The web-based interactive programming interface can be used to access Earth Observation data or to display results on a map as shown below.

jupyter1
Figure 2. WMS layers displayed from a Jupyter Notebook

The TB-16 Call For Participation (CFP) requested that participants explore two modes for executing Notebooks:

  • Batch mode - Allowing the execution without user interface interaction.

  • Interactive applications (Web interface) - Can be provided as either a classical Notebook enabling code editions or a rich interactive application hiding source code.
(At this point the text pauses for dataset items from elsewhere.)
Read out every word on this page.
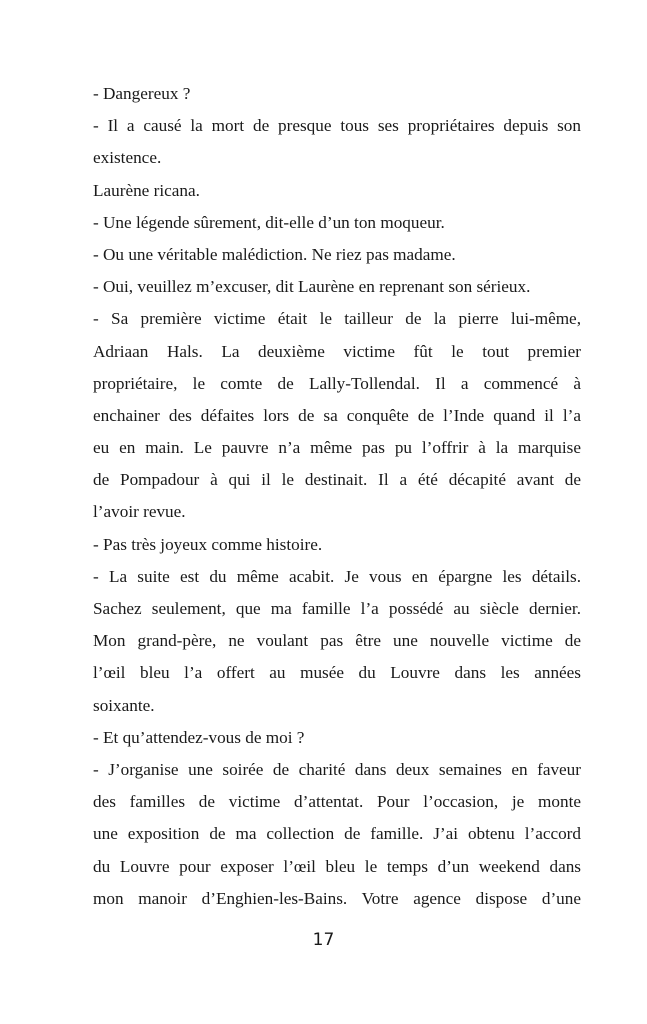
- Dangereux ?
- Il a causé la mort de presque tous ses propriétaires depuis son
existence.
Laurène ricana.
- Une légende sûrement, dit-elle d’un ton moqueur.
- Ou une véritable malédiction. Ne riez pas madame.
- Oui, veuillez m’excuser, dit Laurène en reprenant son sérieux.
- Sa première victime était le tailleur de la pierre lui-même,
Adriaan Hals. La deuxième victime fût le tout premier
propriétaire, le comte de Lally-Tollendal. Il a commencé à
enchainer des défaites lors de sa conquête de l’Inde quand il l’a
eu en main. Le pauvre n’a même pas pu l’offrir à la marquise
de Pompadour à qui il le destinait. Il a été décapité avant de
l’avoir revue.
- Pas très joyeux comme histoire.
- La suite est du même acabit. Je vous en épargne les détails.
Sachez seulement, que ma famille l’a possédé au siècle dernier.
Mon grand-père, ne voulant pas être une nouvelle victime de
l’œil bleu l’a offert au musée du Louvre dans les années
soixante.
- Et qu’attendez-vous de moi ?
- J’organise une soirée de charité dans deux semaines en faveur
des familles de victime d’attentat. Pour l’occasion, je monte
une exposition de ma collection de famille. J’ai obtenu l’accord
du Louvre pour exposer l’œil bleu le temps d’un weekend dans
mon manoir d’Enghien-les-Bains. Votre agence dispose d’une
17
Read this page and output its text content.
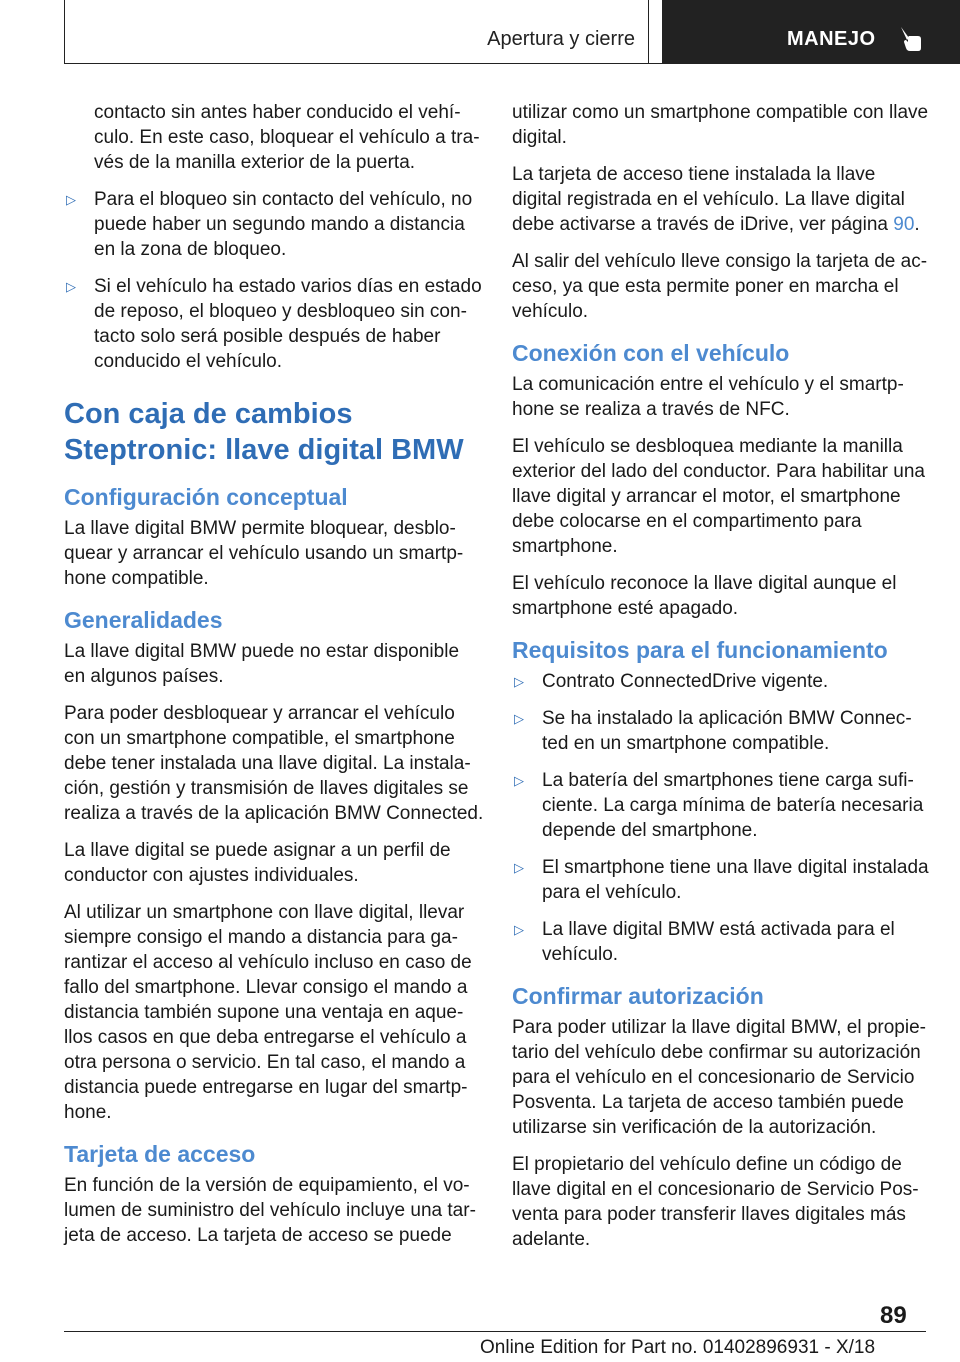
Apertura y cierre	MANEJO

contacto sin antes haber conducido el vehículo. En este caso, bloquear el vehículo a través de la manilla exterior de la puerta.

▷ Para el bloqueo sin contacto del vehículo, no puede haber un segundo mando a distancia en la zona de bloqueo.
▷ Si el vehículo ha estado varios días en estado de reposo, el bloqueo y desbloqueo sin contacto solo será posible después de haber conducido el vehículo.
Con caja de cambios Steptronic: llave digital BMW
Configuración conceptual

La llave digital BMW permite bloquear, desbloquear y arrancar el vehículo usando un smartphone compatible.

Generalidades

La llave digital BMW puede no estar disponible en algunos países.

Para poder desbloquear y arrancar el vehículo con un smartphone compatible, el smartphone debe tener instalada una llave digital. La instalación, gestión y transmisión de llaves digitales se realiza a través de la aplicación BMW Connected.

La llave digital se puede asignar a un perfil de conductor con ajustes individuales.

Al utilizar un smartphone con llave digital, llevar siempre consigo el mando a distancia para garantizar el acceso al vehículo incluso en caso de fallo del smartphone. Llevar consigo el mando a distancia también supone una ventaja en aquellos casos en que deba entregarse el vehículo a otra persona o servicio. En tal caso, el mando a distancia puede entregarse en lugar del smartphone.

Tarjeta de acceso

En función de la versión de equipamiento, el volumen de suministro del vehículo incluye una tarjeta de acceso. La tarjeta de acceso se puede

utilizar como un smartphone compatible con llave digital.

La tarjeta de acceso tiene instalada la llave digital registrada en el vehículo. La llave digital debe activarse a través de iDrive, ver página 90.

Al salir del vehículo lleve consigo la tarjeta de acceso, ya que esta permite poner en marcha el vehículo.

Conexión con el vehículo

La comunicación entre el vehículo y el smartphone se realiza a través de NFC.

El vehículo se desbloquea mediante la manilla exterior del lado del conductor. Para habilitar una llave digital y arrancar el motor, el smartphone debe colocarse en el compartimento para smartphone.

El vehículo reconoce la llave digital aunque el smartphone esté apagado.

Requisitos para el funcionamiento
▷ Contrato ConnectedDrive vigente.
▷ Se ha instalado la aplicación BMW Connected en un smartphone compatible.
▷ La batería del smartphones tiene carga suficiente. La carga mínima de batería necesaria depende del smartphone.
▷ El smartphone tiene una llave digital instalada para el vehículo.
▷ La llave digital BMW está activada para el vehículo.
Confirmar autorización

Para poder utilizar la llave digital BMW, el propietario del vehículo debe confirmar su autorización para el vehículo en el concesionario de Servicio Posventa. La tarjeta de acceso también puede utilizarse sin verificación de la autorización.

El propietario del vehículo define un código de llave digital en el concesionario de Servicio Posventa para poder transferir llaves digitales más adelante.

89
Online Edition for Part no. 01402896931 - X/18
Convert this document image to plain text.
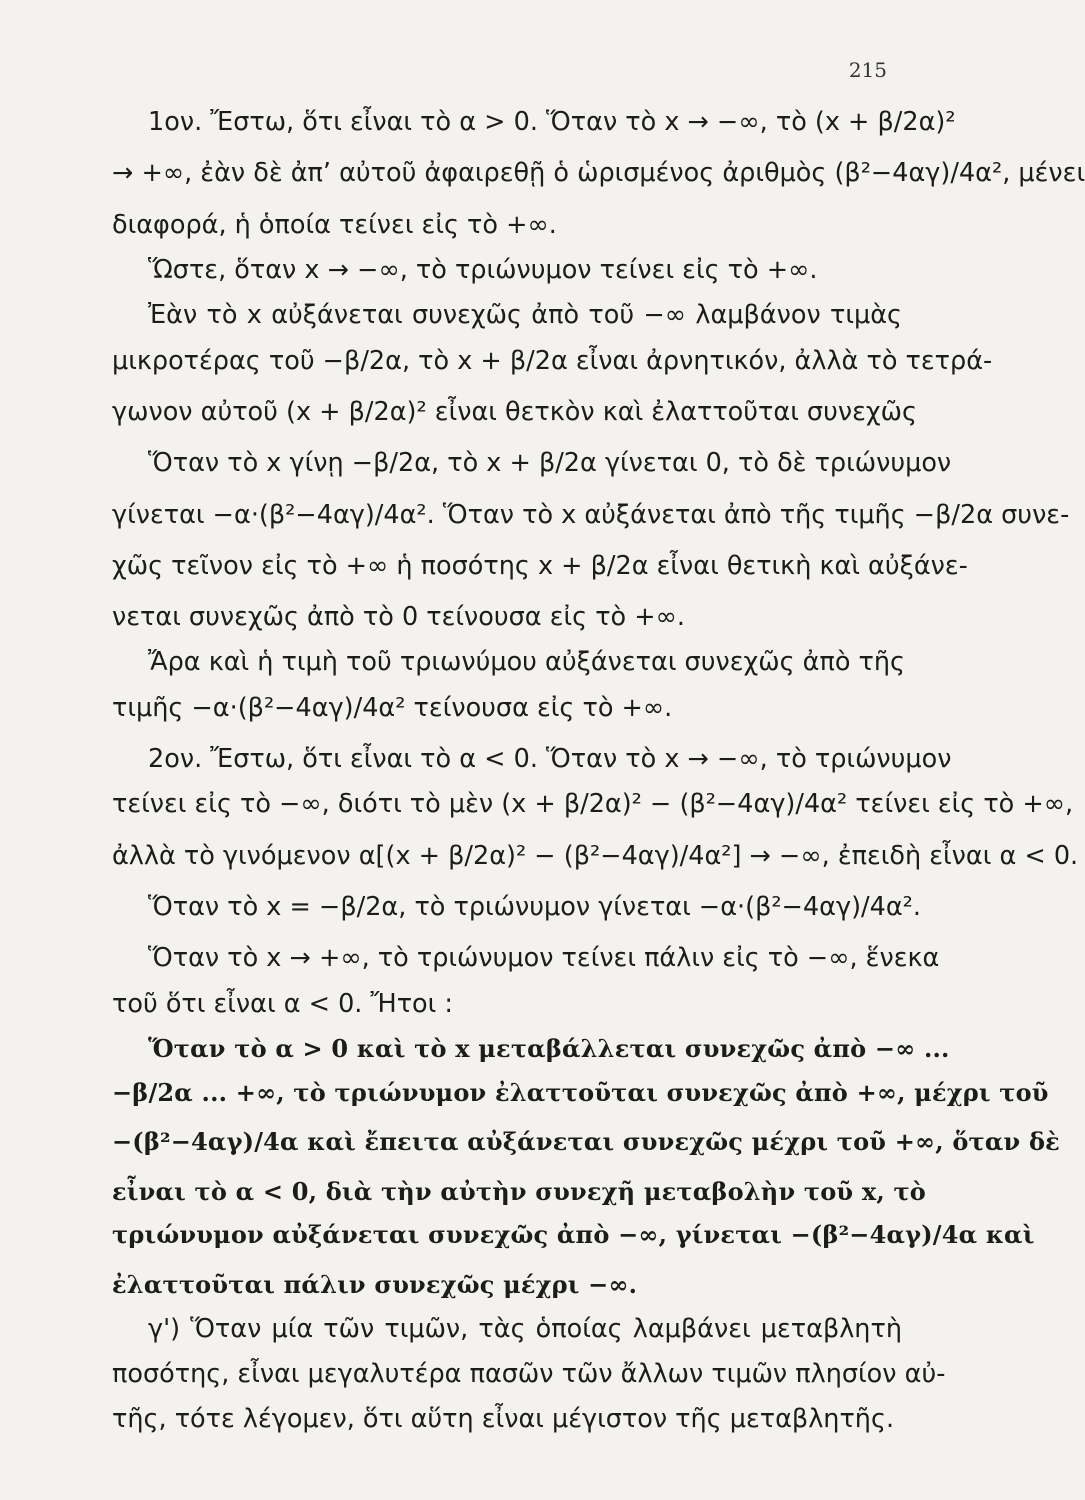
215
1ον. Ἔστω, ὅτι εἶναι τὸ α > 0. Ὅταν τὸ x → −∞, τὸ (x + β/2α)²
→ +∞, ἐὰν δὲ ἀπ’ αὐτοῦ ἀφαιρεθῇ ὁ ὡρισμένος ἀριθμὸς (β²−4αγ)/4α², μένει
διαφορά, ἡ ὁποία τείνει εἰς τὸ +∞.
Ὥστε, ὅταν x → −∞, τὸ τριώνυμον τείνει εἰς τὸ +∞.
Ἐὰν τὸ x αὐξάνεται συνεχῶς ἀπὸ τοῦ −∞ λαμβάνον τιμὰς
μικροτέρας τοῦ −β/2α, τὸ x + β/2α εἶναι ἀρνητικόν, ἀλλὰ τὸ τετρά-
γωνον αὐτοῦ (x + β/2α)² εἶναι θετκὸν καὶ ἐλαττοῦται συνεχῶς
Ὅταν τὸ x γίνῃ −β/2α, τὸ x + β/2α γίνεται 0, τὸ δὲ τριώνυμον
γίνεται −α·(β²−4αγ)/4α². Ὅταν τὸ x αὐξάνεται ἀπὸ τῆς τιμῆς −β/2α συνε-
χῶς τεῖνον εἰς τὸ +∞ ἡ ποσότης x + β/2α εἶναι θετικὴ καὶ αὐξάνε-
νεται συνεχῶς ἀπὸ τὸ 0 τείνουσα εἰς τὸ +∞.
Ἄρα καὶ ἡ τιμὴ τοῦ τριωνύμου αὐξάνεται συνεχῶς ἀπὸ τῆς
τιμῆς −α·(β²−4αγ)/4α² τείνουσα εἰς τὸ +∞.
2ον. Ἔστω, ὅτι εἶναι τὸ α < 0. Ὅταν τὸ x → −∞, τὸ τριώνυμον
τείνει εἰς τὸ −∞, διότι τὸ μὲν (x + β/2α)² − (β²−4αγ)/4α² τείνει εἰς τὸ +∞,
ἀλλὰ τὸ γινόμενον α[(x + β/2α)² − (β²−4αγ)/4α²] → −∞, ἐπειδὴ εἶναι α < 0.
Ὅταν τὸ x = −β/2α, τὸ τριώνυμον γίνεται −α·(β²−4αγ)/4α².
Ὅταν τὸ x → +∞, τὸ τριώνυμον τείνει πάλιν εἰς τὸ −∞, ἕνεκα
τοῦ ὅτι εἶναι α < 0. Ἤτοι :
Ὅταν τὸ α > 0 καὶ τὸ x μεταβάλλεται συνεχῶς ἀπὸ −∞ ...
−β/2α ... +∞, τὸ τριώνυμον ἐλαττοῦται συνεχῶς ἀπὸ +∞, μέχρι τοῦ
−(β²−4αγ)/4α καὶ ἔπειτα αὐξάνεται συνεχῶς μέχρι τοῦ +∞, ὅταν δὲ
εἶναι τὸ α < 0, διὰ τὴν αὐτὴν συνεχῆ μεταβολὴν τοῦ x, τὸ
τριώνυμον αὐξάνεται συνεχῶς ἀπὸ −∞, γίνεται −(β²−4αγ)/4α καὶ
ἐλαττοῦται πάλιν συνεχῶς μέχρι −∞.
γ') Ὅταν μία τῶν τιμῶν, τὰς ὁποίας λαμβάνει μεταβλητὴ
ποσότης, εἶναι μεγαλυτέρα πασῶν τῶν ἄλλων τιμῶν πλησίον αὐ-
τῆς, τότε λέγομεν, ὅτι αὕτη εἶναι μέγιστον τῆς μεταβλητῆς.
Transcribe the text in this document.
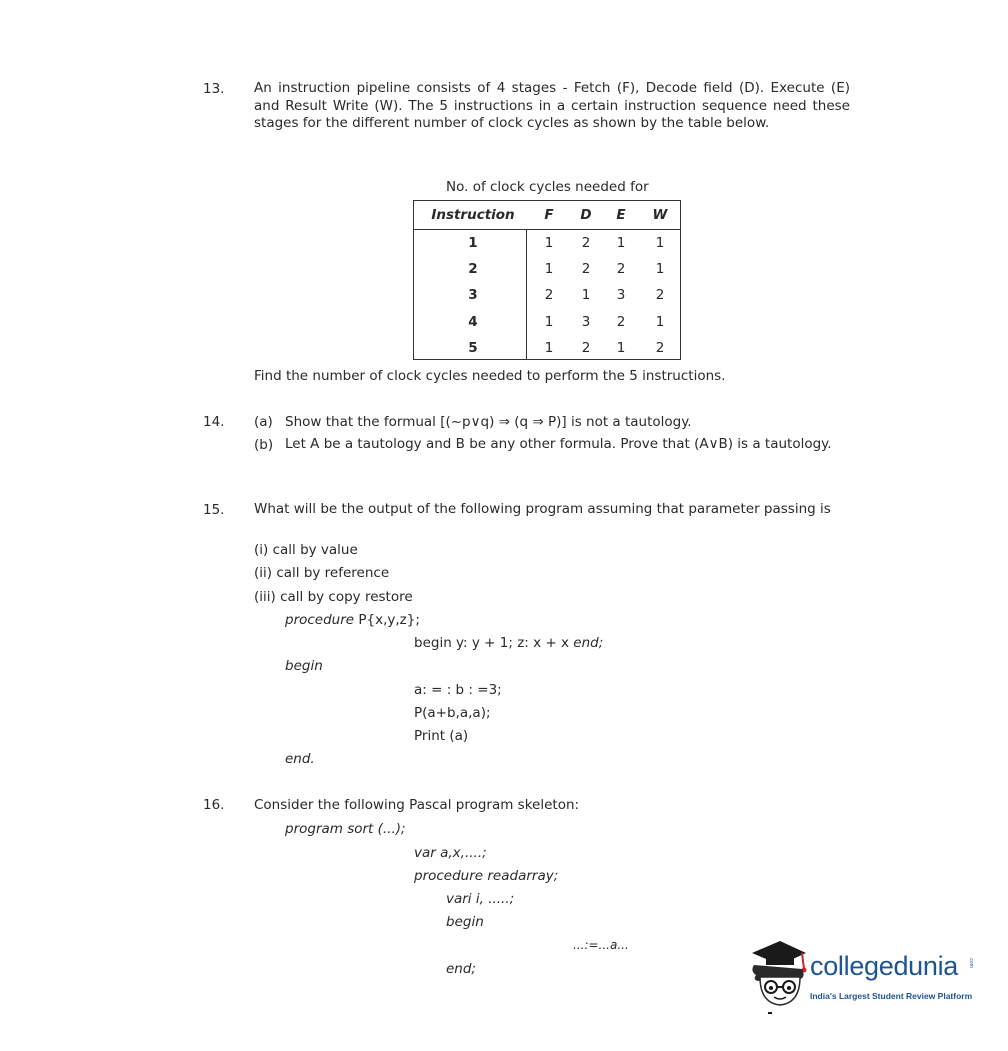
13. An instruction pipeline consists of 4 stages - Fetch (F), Decode field (D). Execute (E) and Result Write (W). The 5 instructions in a certain instruction sequence need these stages for the different number of clock cycles as shown by the table below.
No. of clock cycles needed for
Instruction F D E W
1	1 2 1 1
2	1 2 2 1
3	2 1 3 2
4	1 3 2 1
5	1 2 1 2
Find the number of clock cycles needed to perform the 5 instructions.
14. (a) Show that the formual [(~p∨q) ⇒ (q ⇒ P)] is not a tautology.
(b) Let A be a tautology and B be any other formula. Prove that (A∨B) is a tautology.
15. What will be the output of the following program assuming that parameter passing is
(i) call by value
(ii) call by reference
(iii) call by copy restore
procedure P{x,y,z};
begin y: y + 1; z: x + x end;
begin
a: = : b : =3;
P(a+b,a,a);
Print (a)
end.
16. Consider the following Pascal program skeleton:
program sort (...);
var a,x,....;
procedure readarray;
vari i, .....;
begin
...:=...a...
end;	collegedunia .com
India's Largest Student Review Platform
From the CFP: "The Jupyter Notebooks (D168, D169) to be developed will interact with data and processing capacities through the Data Access and Processing API [OGC 20-016]. The Notebooks will perform discovery, exploration, data requests and processing for both raster and vector data. Besides the standard interactive usage, the Jupyter Notebook should be used also as a Web application, hiding code and Notebook cell structure, as well as in batch mode".

6.2. Data Access and Processing API (DAPA)

For this TB-16 task, a new Data Access and Processing API (DAPA) was defined with the goal of developing an end-user optimized data access and processing API. The API was designed to provide simple access to processed samples of large datasets for subsequent analysis within an interactive Jupyter Notebook.

Existing data access web services often require complicated queries and are based on the characteristics of the data sources rather than the user perspective. A key design objective for the DAPA work is to provide a user centric API by making function-calls instead of accessing multiple generic Web services or local files.

The DAPA aims to provide the following capabilities:

  • Specific data is bound to specific processing functions.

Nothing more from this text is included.